I think a lot, now, about where I’ve ended up, and what’s got me here, but I don’t think too much about where I’m going because, well, I never have done. I’ve let my life go along, made the choices I made, and seen how that plays out over the years. Mostly, I end up being amazed that I survived, that I’m still here and still living my life the way I want to live it.
The way I was raised, there was probably never really a choice about living the way I want. I was given a foundation of independence, of being outside societal norms, of finding who you are away from what other people do. There’s a certain inner strength that I was lucky enough to have installed in me, a stubbornness that left me, more often than not, on the outside of groups of people, especially in my teen years.
Which isn’t to say I was always strong and independent and didn’t have weaknesses, if that were true I wouldn’t have done so much cocaine and I wouldn’t have drunk so much alcohol. But even within those hazy years, I was still making the choices I wanted to make. Were they great choices? Eh, debatable. Were they choices that let me get some shit out and move onward through my life? Yeah, they were.
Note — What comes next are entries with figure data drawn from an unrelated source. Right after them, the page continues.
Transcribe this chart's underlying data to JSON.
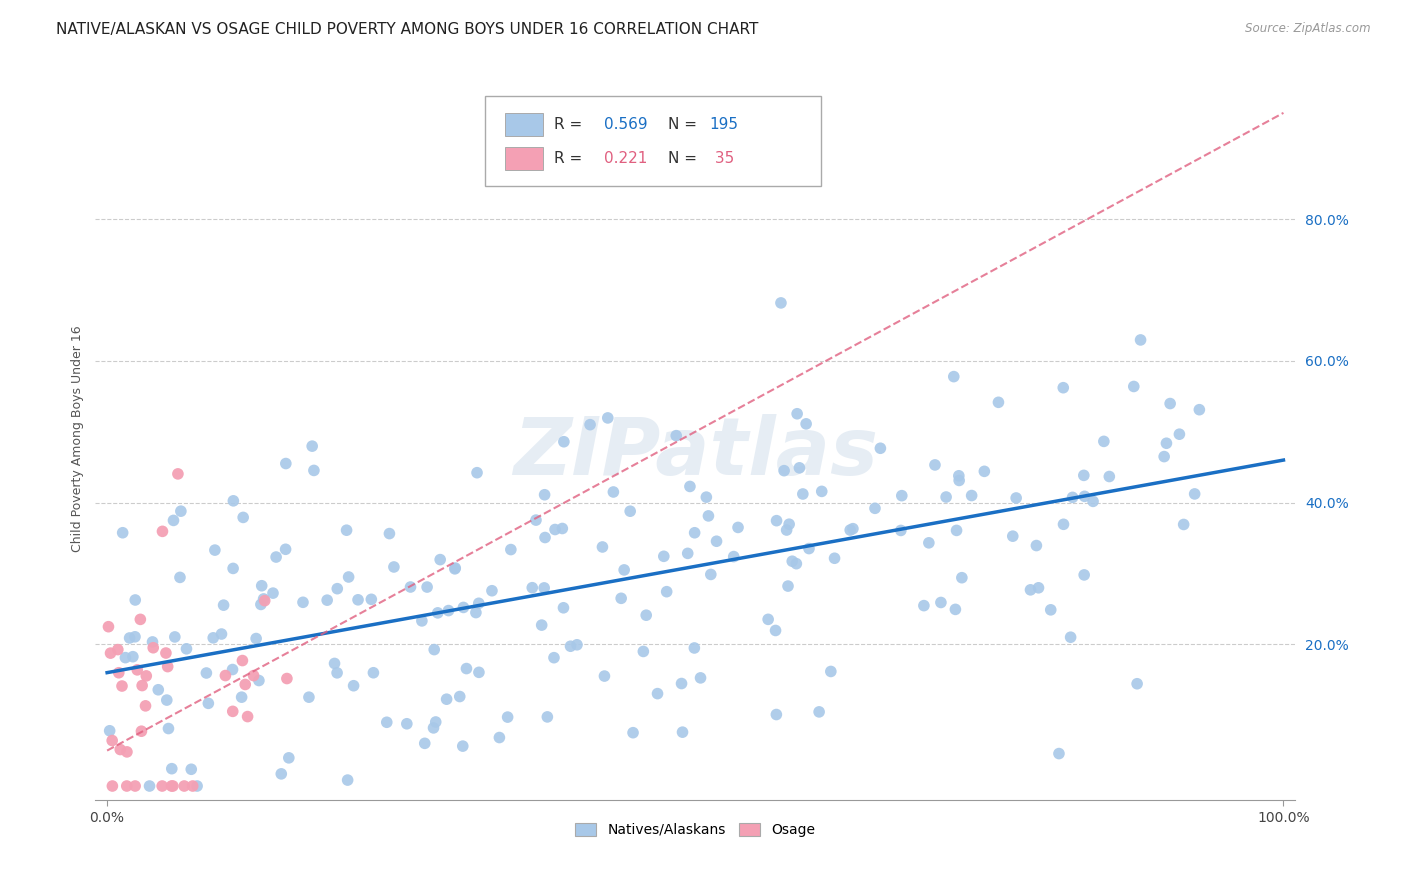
{
  "title": "NATIVE/ALASKAN VS OSAGE CHILD POVERTY AMONG BOYS UNDER 16 CORRELATION CHART",
  "source": "Source: ZipAtlas.com",
  "ylabel": "Child Poverty Among Boys Under 16",
  "ytick_vals": [
    0.2,
    0.4,
    0.6,
    0.8
  ],
  "ytick_labels": [
    "20.0%",
    "40.0%",
    "60.0%",
    "80.0%"
  ],
  "xtick_vals": [
    0.0,
    1.0
  ],
  "xtick_labels": [
    "0.0%",
    "100.0%"
  ],
  "legend_label1": "Natives/Alaskans",
  "legend_label2": "Osage",
  "r1": 0.569,
  "n1": 195,
  "r2": 0.221,
  "n2": 35,
  "blue_color": "#a8c8e8",
  "pink_color": "#f4a0b4",
  "blue_line_color": "#1a6fc4",
  "pink_line_color": "#e06080",
  "watermark": "ZIPatlas",
  "blue_line_intercept": 0.16,
  "blue_line_slope": 0.3,
  "pink_line_intercept": 0.05,
  "pink_line_slope": 0.9,
  "seed": 12345
}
Making excuses has never really been my thing, and it’s even less my thing as I’ve grown older. No one made me do coke, no one made me sneak cheap vodka in my school bag, no one made me quit coke or quit drinking, or made me date musicians, or made me drop out of uni. Those were all things I chose to do, and that’s how life is. My life would be less if I blamed my life choices on other people or outside forces.
Now, eighteen months after my dad’s death, I look back at those months and most of it is hazy. The time only really starts coming into focus around Thanksgiving last year when I was in Boston with my framily. Before that, I know things happened, I know I did so much stuff to fill the time, I know I filled in a lot of damn paperwork, but it’s not tangible. And I’m totally okay with that because it’s how I needed to spend those months.
Thanksgiving pulled things into focus because life needed to move on. We needed to clear the house and sell it. We needed to get on with our lives because that’s how we were raised. Yes, we mourn and miss our dad, but living in a mess of grief and memories wasn’t going to be our life.
And so. Life moves on as it always does. There’s a new city that awaits me and it’s funny because people keep asking me what I’m going to do there, and I take great pleasure in telling them that I don’t know, because I really don’t. That’s half the fun of living. My journey continues.